Writing on The Drum last week, Jane Shaw saw the carbon tax as a Trinity comprising an ideological touchstone for the Greens, a political weapon for the Opposition and a millstone around the neck of Labor.
The new carbon tax advertising campaign featuring Cate Blanchett aims to turn the Liberals' weapon into a suicide pill and convert Labor's millstone into a bright red ruby and transform the ideological touchstone to an emerald. On the heels of Cate's crucifixion comes Malcolm Fraser and John Hewson's endorsement of the carbon tax, and as if on cue, Tony Windsor vocalising the wait-for-the-rest-of-the-world policy that most in the Coalition want.

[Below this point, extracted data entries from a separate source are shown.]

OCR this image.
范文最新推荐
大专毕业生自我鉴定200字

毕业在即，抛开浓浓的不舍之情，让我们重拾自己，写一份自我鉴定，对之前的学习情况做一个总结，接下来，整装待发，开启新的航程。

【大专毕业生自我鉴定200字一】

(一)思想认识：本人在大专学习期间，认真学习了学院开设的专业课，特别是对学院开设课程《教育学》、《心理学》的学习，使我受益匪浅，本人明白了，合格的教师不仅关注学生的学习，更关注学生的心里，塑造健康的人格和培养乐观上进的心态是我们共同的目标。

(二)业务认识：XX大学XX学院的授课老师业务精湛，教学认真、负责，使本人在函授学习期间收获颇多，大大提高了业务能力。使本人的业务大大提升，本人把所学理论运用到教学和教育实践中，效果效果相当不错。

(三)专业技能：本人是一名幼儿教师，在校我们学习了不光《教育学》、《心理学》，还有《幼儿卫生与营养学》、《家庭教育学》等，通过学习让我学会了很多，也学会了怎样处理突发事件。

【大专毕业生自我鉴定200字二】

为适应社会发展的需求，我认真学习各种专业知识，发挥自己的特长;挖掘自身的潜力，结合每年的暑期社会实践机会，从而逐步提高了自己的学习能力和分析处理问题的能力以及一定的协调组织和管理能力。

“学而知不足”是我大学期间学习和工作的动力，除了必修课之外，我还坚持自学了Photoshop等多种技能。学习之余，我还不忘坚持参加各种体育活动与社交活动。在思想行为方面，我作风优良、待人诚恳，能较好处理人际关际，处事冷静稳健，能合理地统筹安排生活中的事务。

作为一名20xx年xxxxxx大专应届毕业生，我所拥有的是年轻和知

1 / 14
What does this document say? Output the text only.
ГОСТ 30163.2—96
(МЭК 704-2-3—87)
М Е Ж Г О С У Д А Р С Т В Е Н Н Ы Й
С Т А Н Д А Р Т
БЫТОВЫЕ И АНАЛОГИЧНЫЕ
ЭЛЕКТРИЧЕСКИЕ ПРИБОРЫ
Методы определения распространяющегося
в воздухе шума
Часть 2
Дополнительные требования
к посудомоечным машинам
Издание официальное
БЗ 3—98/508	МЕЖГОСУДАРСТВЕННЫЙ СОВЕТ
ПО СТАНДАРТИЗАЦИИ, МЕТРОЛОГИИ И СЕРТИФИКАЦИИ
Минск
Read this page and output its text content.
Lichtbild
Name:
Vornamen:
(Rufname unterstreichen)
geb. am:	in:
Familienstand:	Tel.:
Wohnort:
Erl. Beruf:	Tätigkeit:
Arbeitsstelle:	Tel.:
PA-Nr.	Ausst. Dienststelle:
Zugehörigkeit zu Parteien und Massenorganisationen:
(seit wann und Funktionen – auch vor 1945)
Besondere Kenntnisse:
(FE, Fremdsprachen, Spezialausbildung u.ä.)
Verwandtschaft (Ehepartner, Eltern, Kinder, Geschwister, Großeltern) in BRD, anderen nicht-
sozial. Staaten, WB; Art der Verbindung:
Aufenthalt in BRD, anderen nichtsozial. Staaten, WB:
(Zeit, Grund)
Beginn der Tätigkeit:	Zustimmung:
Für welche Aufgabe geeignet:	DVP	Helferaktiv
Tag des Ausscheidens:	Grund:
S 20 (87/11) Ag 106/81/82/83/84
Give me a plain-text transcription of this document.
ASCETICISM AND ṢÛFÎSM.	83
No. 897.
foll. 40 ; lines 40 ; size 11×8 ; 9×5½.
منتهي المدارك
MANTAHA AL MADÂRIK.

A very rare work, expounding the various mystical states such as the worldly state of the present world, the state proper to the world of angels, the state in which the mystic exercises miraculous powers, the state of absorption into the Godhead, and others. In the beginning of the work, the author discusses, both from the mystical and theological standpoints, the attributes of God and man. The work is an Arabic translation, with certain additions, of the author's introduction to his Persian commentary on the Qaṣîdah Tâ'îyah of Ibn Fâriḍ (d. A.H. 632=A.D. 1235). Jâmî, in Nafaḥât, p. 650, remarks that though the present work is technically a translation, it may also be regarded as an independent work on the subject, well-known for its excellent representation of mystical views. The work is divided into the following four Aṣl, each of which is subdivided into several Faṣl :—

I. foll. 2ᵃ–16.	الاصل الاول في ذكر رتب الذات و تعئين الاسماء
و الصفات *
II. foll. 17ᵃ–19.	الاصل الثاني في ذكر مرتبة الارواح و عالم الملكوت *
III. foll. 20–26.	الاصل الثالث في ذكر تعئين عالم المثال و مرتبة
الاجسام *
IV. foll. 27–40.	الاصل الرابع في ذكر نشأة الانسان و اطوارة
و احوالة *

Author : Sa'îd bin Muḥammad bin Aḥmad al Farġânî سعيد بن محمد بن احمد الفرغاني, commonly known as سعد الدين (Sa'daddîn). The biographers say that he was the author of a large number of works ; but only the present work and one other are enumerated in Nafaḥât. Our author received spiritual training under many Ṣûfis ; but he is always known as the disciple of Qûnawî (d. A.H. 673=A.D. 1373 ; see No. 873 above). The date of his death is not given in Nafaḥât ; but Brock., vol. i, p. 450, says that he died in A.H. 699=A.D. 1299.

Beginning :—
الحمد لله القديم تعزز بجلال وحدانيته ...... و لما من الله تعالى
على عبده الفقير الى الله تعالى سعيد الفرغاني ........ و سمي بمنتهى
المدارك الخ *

Shaw set out to illustrate that a price on carbon is not sufficient to bring about a carbon-lite industry. While recognising that electricity wholesale prices can range between -$1,000 and $12,500 per megawatt hour (MWh), she took as her starting point a wholesale market price for electricity set by the highest cost bidder at $90.
On this basis she defined as windfall profits the sums other suppliers earned in excess of marginal costs. So a brown coal generator with costs at $25 per MWh would earn $65 and a black coal generator with costs at would earn $55.
The specified price juncture of $90 pre tax would become $96 post a carbon tax of $20 per tonne on the basis of the higher costs incurred by marginal generators (Combined Cycle Gas). Even at that particular price juncture, the margin of the brown coal generator after having paid the carbon tax is reduced from $65 to $45; the black coal generator sees its profit cut from $55 to $41.
Moreover, a price of $90 per MWh is a relatively rare excursion in the National Electricity Market where the average spot price is under $40 per MWh. A consistent $90 per MWh price would convert the coal-based generators into rivers of gold for their owners.
But existing suppliers actually earn very low profits. Thus Loy Yang Power (32.5 per cent owned by AGL) according to the latest AGL accounts earned an annualised profit of about $135 million. That is on an asset with a replacement cost of over $4 billion. Loy Yang Power's latest profits mean it yields a return of a little over 3 per cent.
This wafer-thin profit margin is earned notwithstanding massive improvements in productivity of the coal-based power stations. Twenty years ago there were over 10,000 workers in the Victorian brown coal stations. Today, in spite of output increasing by one third, and massive improvements in reliability, the number (including contractors) is under 4,000.
An important matter raised by Shaw's article is that a tax alone is unlikely to force the substitution of low for high carbon dioxide-emitting plants. It may well be that a carbon dioxide price of $20 per tonne would have no effect in forcing an existing generator out of the market. At some price one or more would be forced to close -- estimates are that a major brown coal generator might exit at a tax of $80 per tonne of carbon dioxide.
An $80 tax would add mean a trebling of the wholesale electricity price. But it is unclear how even that level of tax would attract significant new entry from low-emitting generators (presumably gas). An investor would need to be certain that the impost on carbon dioxide emissions would remain. If the tax were to be dropped (either because the global warming scare had abated or because no other country was implementing such a regime) gas fired base load stations would see their value shredded. Accordingly, the investors would require a government assurance that they would be reimbursed for such an eventuality.
This returns us to the pre-1995 situation of government ownership or power purchasing agreements. That in turn nudges us towards the central planning regime that we escaped with the national market, and with it the onset of all the inefficiencies that we had escaped. Canberra has embarked on a War Against Electricity, at least against the carbon dioxide-emitting electricity generators that account for 95 per cent of supply.
If success in the war means closure of some coal fired capacity it will be bought at the cost of a steep rise in prices to households and to producers. Shaw erroneously suggests that only 12 per cent of demand comes from industry.
In fact the large industry consumers alone account for 26 per cent of demand. Households and small business together comprise around 50 per cent of demand. Whatever the industry/household share of electricity, contrary to the Government and other ads presently running, costs will not be carried by the ''big polluters'' but by the consumer.
There is no possibility of carbon-free generation like wind playing a significant role except at considerable expense, while nuclear, the other carbon-free source of electricity, is demonised. And the possibility of failure in Canberra's War Against Electricity prevents less efficient alternatives, like gas generators, playing a major role in filling a gap from closing down coal generators.
This is because the failure to force existing closures and the prospect of new coal generators leaves these high-cost alternatives vulnerable. Ideological touchstone or green emerald, a carbon tax will leave its indelible mark on the economy and on the body politic.